Octubre 19, 2010

Juan 15.16 

Ayer vimos la promesa de Dios en Juan 14.14. Con mucha frecuencia la gente cree que este versículo significa: "Si piden lo que sea, lo haré". Pasan por alto la frase más importante: "en mi nombre".

Pedir en el nombre de Cristo tiene dos significados. Primero, los creyentes somos invitados a pedir lo que esté en armonía con el propósito y el plan de Dios. Para ello, tenemos que preguntarle si nuestras oraciones concuerdan con su voluntad. Dios tiene varias maneras de asegurar a sus seguidores que están en el camino correcto. Por ejemplo, puede aumentar los buenos deseos o disminuir los malos. Otra posibilidad es que Él usará su Palabra para redirigir los pasos del cristiano, o para confirmarle que está en el buen camino.
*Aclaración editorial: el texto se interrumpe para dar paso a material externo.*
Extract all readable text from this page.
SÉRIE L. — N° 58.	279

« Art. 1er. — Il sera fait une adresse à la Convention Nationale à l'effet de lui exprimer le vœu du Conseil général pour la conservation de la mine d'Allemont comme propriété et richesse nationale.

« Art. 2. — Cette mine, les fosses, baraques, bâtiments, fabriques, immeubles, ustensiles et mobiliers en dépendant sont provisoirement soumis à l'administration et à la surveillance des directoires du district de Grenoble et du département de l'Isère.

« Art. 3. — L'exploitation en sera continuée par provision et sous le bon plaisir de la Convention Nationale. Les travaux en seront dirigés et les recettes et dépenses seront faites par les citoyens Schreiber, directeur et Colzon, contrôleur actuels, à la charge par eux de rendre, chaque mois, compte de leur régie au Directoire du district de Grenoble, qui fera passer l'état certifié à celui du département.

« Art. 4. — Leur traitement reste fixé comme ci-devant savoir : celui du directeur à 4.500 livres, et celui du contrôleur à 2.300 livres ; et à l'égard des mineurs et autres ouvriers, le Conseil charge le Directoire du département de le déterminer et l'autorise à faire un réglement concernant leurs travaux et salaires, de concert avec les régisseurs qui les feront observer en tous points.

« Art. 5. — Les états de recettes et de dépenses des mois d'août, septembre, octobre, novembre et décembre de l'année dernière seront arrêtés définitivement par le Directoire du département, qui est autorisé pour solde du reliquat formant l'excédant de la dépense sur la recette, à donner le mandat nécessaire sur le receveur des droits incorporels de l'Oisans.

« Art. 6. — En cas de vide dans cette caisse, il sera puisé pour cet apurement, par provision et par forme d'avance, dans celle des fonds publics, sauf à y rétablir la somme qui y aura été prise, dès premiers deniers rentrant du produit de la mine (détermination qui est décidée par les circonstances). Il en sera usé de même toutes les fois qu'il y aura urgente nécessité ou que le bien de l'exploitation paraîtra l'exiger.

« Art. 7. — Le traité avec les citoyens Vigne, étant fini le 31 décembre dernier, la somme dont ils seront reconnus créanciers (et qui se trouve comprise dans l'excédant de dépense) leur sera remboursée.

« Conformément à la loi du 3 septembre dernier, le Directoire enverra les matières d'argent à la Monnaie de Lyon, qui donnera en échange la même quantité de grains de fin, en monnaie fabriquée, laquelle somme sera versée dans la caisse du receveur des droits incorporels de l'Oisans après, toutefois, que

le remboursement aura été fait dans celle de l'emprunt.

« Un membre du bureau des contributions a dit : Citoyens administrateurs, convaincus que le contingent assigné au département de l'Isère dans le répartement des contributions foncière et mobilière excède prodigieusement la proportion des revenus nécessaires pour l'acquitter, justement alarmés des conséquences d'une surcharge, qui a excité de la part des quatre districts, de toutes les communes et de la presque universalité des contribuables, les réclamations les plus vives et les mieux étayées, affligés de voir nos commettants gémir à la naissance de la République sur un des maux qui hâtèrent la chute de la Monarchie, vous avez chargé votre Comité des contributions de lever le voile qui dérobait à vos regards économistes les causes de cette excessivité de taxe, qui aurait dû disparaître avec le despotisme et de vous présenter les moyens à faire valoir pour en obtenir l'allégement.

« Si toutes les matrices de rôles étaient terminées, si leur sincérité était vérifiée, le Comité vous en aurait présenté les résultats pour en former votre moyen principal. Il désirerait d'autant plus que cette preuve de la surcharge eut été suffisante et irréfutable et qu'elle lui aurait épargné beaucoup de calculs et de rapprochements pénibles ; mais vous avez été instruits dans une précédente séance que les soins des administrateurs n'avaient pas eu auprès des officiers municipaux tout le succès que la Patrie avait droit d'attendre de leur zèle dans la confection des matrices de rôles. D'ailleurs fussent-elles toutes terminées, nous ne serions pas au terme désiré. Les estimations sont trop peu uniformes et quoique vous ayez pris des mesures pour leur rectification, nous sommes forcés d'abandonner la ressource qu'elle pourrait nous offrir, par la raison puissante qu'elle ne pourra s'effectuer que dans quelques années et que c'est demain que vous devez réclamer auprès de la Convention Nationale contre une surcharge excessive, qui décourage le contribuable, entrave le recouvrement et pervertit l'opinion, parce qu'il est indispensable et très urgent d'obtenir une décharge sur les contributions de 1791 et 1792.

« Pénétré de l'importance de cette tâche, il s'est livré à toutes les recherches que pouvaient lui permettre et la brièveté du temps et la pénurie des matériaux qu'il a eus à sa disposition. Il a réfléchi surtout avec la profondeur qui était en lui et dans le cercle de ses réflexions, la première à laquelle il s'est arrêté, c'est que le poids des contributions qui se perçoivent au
Dios siempre hace clara su voluntad a la persona con hambre de conocerlo.

Segundo, invocar el nombre de Cristo significa que deseamos glorificarlo a Él, no a nosotros mismos. Santiago hace esta advertencia: "Pedís, y no recibís, porque pedís mal, para gastar en vuestros deleites" (Stg 4.3). Para entenderlo, pensemos en quienes están orando para que Dios los saque del abismo de deudas en que están. La pregunta es: ¿Quiere esa persona salir de deudas para tener más para sí misma, o para usar lo que no necesita para hacer cosas que honren a Dios? Dios conoce bien nuestra intención. Él no dará su ayuda hasta que tengamos un corazón recto.

Hay un poder abundante en el nombre de Jesucristo, pero invocarlo en oración no es una palabra mágica para conseguir lo que queremos. Lo que debemos hacer es renunciar a nuestros deseos personales y a nuestra propia manera de lograr las cosas. Así estaremos comprometiéndonos a obedecer a Dios y a darle honra. Lo que debemos hacer es renunciar a nuestros deseos personales y a nuestra propia manera de lograr las cosas.